There was a sense that Everton could not really win here, even if Liverpool were beaten. Allardyce had spent Friday morning trying his best to argue he had saved Everton from a relegation battle they’ve never been involved in. A victory against Liverpool would allow him to remind Farhad Moshiri in any discussion about his future that he had masterminded Everton’s first derby win in since 2010 against their greatest rivals.
It would be inaccurate to say Goodison Park, usually juddering on these occasions, was absolutely flat. Fire and fury did exist, yet most of it was reserved for Everton players not considered to be pulling their weight. When Yannick Bolasie was caught out for thinking no Liverpool player would bother to chase him, the main stand’s fume was released, not at Bolasie, but at Allardyce for choosing him in the first place.

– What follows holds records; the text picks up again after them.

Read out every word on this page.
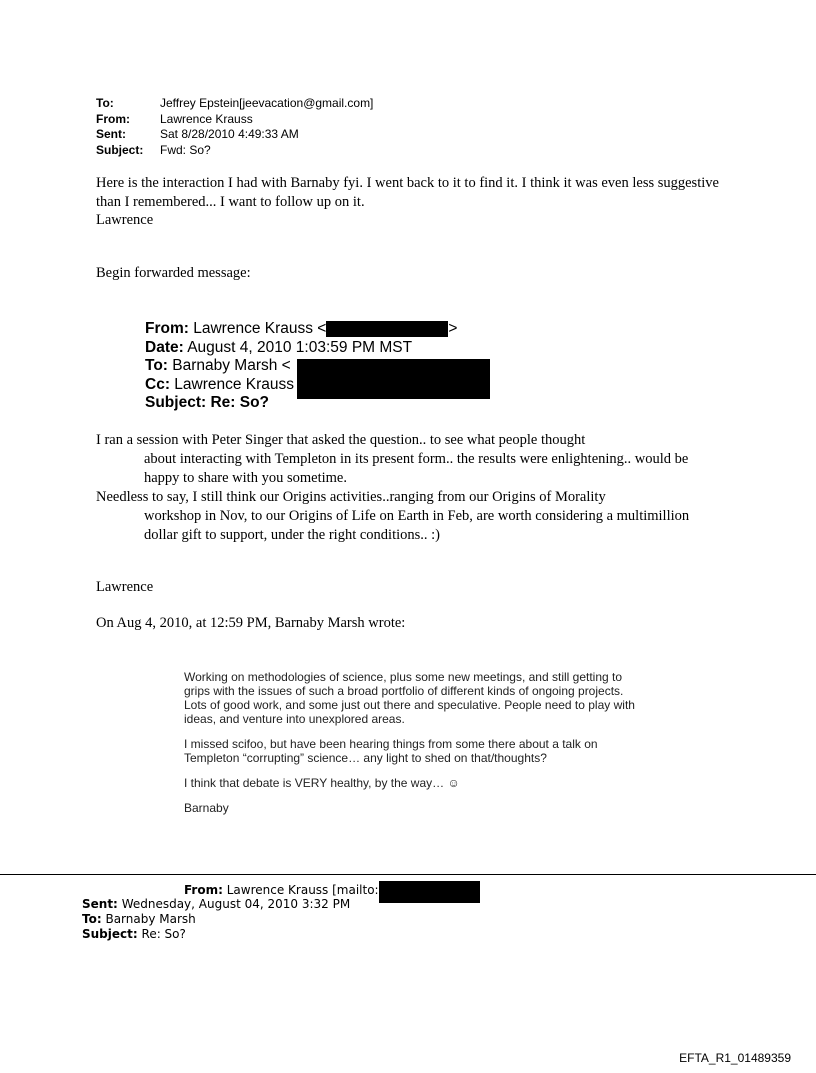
To:	Jeffrey Epstein[jeevacation@gmail.com]
From:	Lawrence Krauss
Sent:	Sat 8/28/2010 4:49:33 AM
Subject:	Fwd: So?
Here is the interaction I had with Barnaby fyi. I went back to it to find it. I think it was even less suggestive than I remembered... I want to follow up on it.
Lawrence
Begin forwarded message:
From: Lawrence Krauss <	>
Date: August 4, 2010 1:03:59 PM MST
To: Barnaby Marsh <
Cc: Lawrence Krauss
Subject: Re: So?
I ran a session with Peter Singer that asked the question.. to see what people thought
about interacting with Templeton in its present form.. the results were enlightening.. would be happy to share with you sometime.
Needless to say, I still think our Origins activities..ranging from our Origins of Morality
workshop in Nov, to our Origins of Life on Earth in Feb, are worth considering a multimillion dollar gift to support, under the right conditions.. :)
Lawrence
On Aug 4, 2010, at 12:59 PM, Barnaby Marsh wrote:

Working on methodologies of science, plus some new meetings, and still getting to grips with the issues of such a broad portfolio of different kinds of ongoing projects. Lots of good work, and some just out there and speculative. People need to play with ideas, and venture into unexplored areas.

I missed scifoo, but have been hearing things from some there about a talk on Templeton “corrupting” science… any light to shed on that/thoughts?

I think that debate is VERY healthy, by the way… ☺

Barnaby

From: Lawrence Krauss [mailto:
Sent: Wednesday, August 04, 2010 3:32 PM
To: Barnaby Marsh
Subject: Re: So?
EFTA_R1_01489359
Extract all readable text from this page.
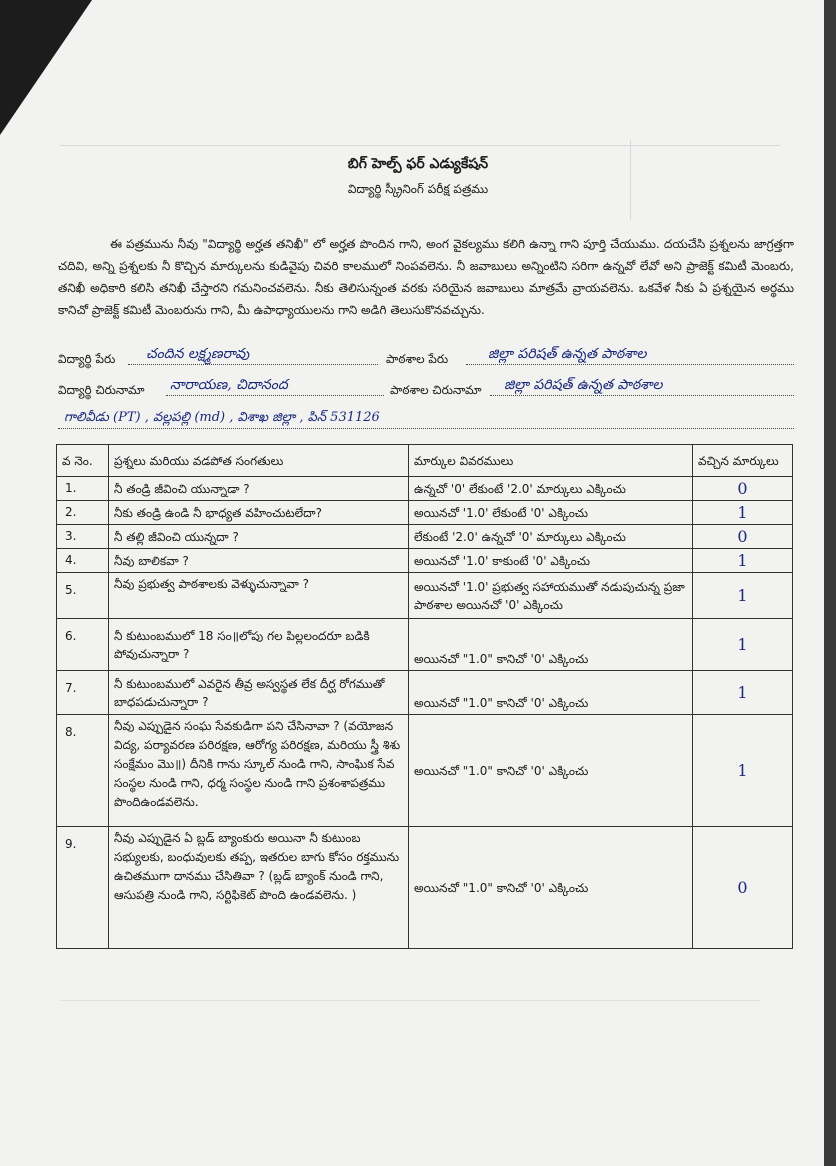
బిగ్ హెల్ప్ ఫర్ ఎడ్యుకేషన్
విద్యార్థి స్క్రీనింగ్ పరీక్ష పత్రము
ఈ పత్రమును నీవు "విద్యార్థి అర్హత తనిఖీ" లో అర్హత పొందిన గాని, అంగ వైకల్యము కలిగి ఉన్నా గాని పూర్తి చేయుము. దయచేసి ప్రశ్నలను జాగ్రత్తగా చదివి, అన్ని ప్రశ్నలకు నీ కొచ్చిన మార్కులను కుడివైపు చివరి కాలములో నింపవలెను. నీ జవాబులు అన్నింటిని సరిగా ఉన్నవో లేవో అని ప్రాజెక్ట్ కమిటీ మెంబరు, తనిఖీ అధికారి కలిసి తనిఖీ చేస్తారని గమనించవలెను. నీకు తెలిసున్నంత వరకు సరియైన జవాబులు మాత్రమే వ్రాయవలెను. ఒకవేళ నీకు ఏ ప్రశ్నయైన అర్థము కానిచో ప్రాజెక్ట్ కమిటీ మెంబరును గాని, మీ ఉపాధ్యాయులను గాని అడిగి తెలుసుకొనవచ్చును.
విద్యార్థి పేరు చందిన లక్ష్మణరావు	పాఠశాల పేరు	జిల్లా పరిషత్ ఉన్నత పాఠశాల
విద్యార్థి చిరునామా నారాయణ, చిదానంద	పాఠశాల చిరునామా జిల్లా పరిషత్ ఉన్నత పాఠశాల
గాలివీడు (PT) , వల్లపల్లి (md) , విశాఖ జిల్లా , పిన్ 531126
వ నెం.	ప్రశ్నలు మరియు వడపోత సంగతులు	మార్కుల వివరములు	వచ్చిన మార్కులు
1.	నీ తండ్రి జీవించి యున్నాడా ?	ఉన్నచో '0' లేకుంటే '2.0' మార్కులు ఎక్కించు	0
2.	నీకు తండ్రి ఉండి నీ భాధ్యత వహించుటలేదా?	అయినచో '1.0' లేకుంటే '0' ఎక్కించు	1
3.	నీ తల్లి జీవించి యున్నదా ?	లేకుంటే '2.0' ఉన్నచో '0' మార్కులు ఎక్కించు	0
4.	నీవు బాలికవా ?	అయినచో '1.0' కాకుంటే '0' ఎక్కించు	1
5.	నీవు ప్రభుత్వ పాఠశాలకు వెళ్ళుచున్నావా ?	అయినచో '1.0' ప్రభుత్వ సహాయముతో నడుపుచున్న ప్రజా పాఠశాల అయినచో '0' ఎక్కించు	1
6.	నీ కుటుంబములో 18 సం॥లోపు గల పిల్లలందరూ బడికి పోవుచున్నారా ?	అయినచో "1.0" కానిచో '0' ఎక్కించు	1
7.	నీ కుటుంబములో ఎవరైన తీవ్ర అస్వస్థత లేక దీర్ఘ రోగముతో బాధపడుచున్నారా ?	అయినచో "1.0" కానిచో '0' ఎక్కించు	1
8.	నీవు ఎప్పుడైన సంఘ సేవకుడిగా పని చేసినావా ? (వయోజన విద్య, పర్యావరణ పరిరక్షణ, ఆరోగ్య పరిరక్షణ, మరియు స్త్రీ శిశు సంక్షేమం మొ॥) దీనికి గాను స్కూల్ నుండి గాని, సాంఘిక సేవ సంస్థల నుండి గాని, ధర్మ సంస్థల నుండి గాని ప్రశంశాపత్రము పొందిఉండవలెను.	అయినచో "1.0" కానిచో '0' ఎక్కించు	1
9.	నీవు ఎప్పుడైన ఏ బ్లడ్ బ్యాంకురు అయినా నీ కుటుంబ సభ్యులకు, బంధువులకు తప్ప, ఇతరుల బాగు కోసం రక్తమును ఉచితముగా దానము చేసితివా ? (బ్లడ్ బ్యాంక్ నుండి గాని, ఆసుపత్రి నుండి గాని, సర్టిఫికెట్ పొంది ఉండవలెను. )	అయినచో "1.0" కానిచో '0' ఎక్కించు	0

On one of the few occasions Goodison found its collective voice it was because of Seamus Coleman’s reaction to Bolasie’s disinterest in receiving a pass. Coleman then turned on Danny Ings, the Liverpool player closest to the confrontation who must have said something. The Gwladys Street end erupted. It loves Coleman because he is one of the few players left they can really identify with: someone who’s honest, spirited, loyal and above all, is not past his best like others who have been around for a long time. The episode ended with Bolasie being substituted by Allardyce within seconds. Audibly, it was one of Allardyce’s decisions that Goodison agreed with.
It has been eight long seasons since Roy Hodgson’s Liverpool departed this ground on the end of a 2-0 defeat, muttering about how it had somehow been one of the better performances under his guidance in a press room where he asked for the windows to be closed because everyone could hear Evertonians celebrating in the Winslow Hotel.
Considering Liverpool had walloped the Premier League champions-elect on Wednesday night it might seem ridiculous to suggest this was Everton’s best chance of ending their terrible record. Yet Liverpool’s priorities are elsewhere. With fatigue levels increasing, with injuries mounting, with Mohamed Salah absent from the squad and Roberto Firmino missing from the starting team, with Danny Ings starting a Premier League fixture for the first time since October 2015, with Nathaniel Clyne starting the first time this season, and with Ragnar Klavan selected as a left back for the first time since “I don’t know when,” as Jürgen Klopp put it, this was a missed opportunity for Everton.
The crowd did not mind when Allardyce made his last substitution, introducing Beni Baningime for Tom Davies. By then Klopp had taken off Liverpool’s man-of-the match, James Milner, as well as Sadio Mané. Yet Allardyce was replacing an attacking midfielder with a defensive one. Though Everton increased pressure thereafter as Liverpool tired, the lack of a striker in the box to reach Cenk Tosun’s flick-ons or Dominic Calvert-Lewin’s crosses ended up separating one point from three. Why did Allardyce not use Oumar Niasse instead?
Allardyce would stress his substitutions, including that of Wayne Rooney, “made a difference” but it wasn’t enough of a difference. Rooney was furious when he was brought off, shouting “f**king bullsh*t” from the bench. It was, Wayne. Oh, it really was.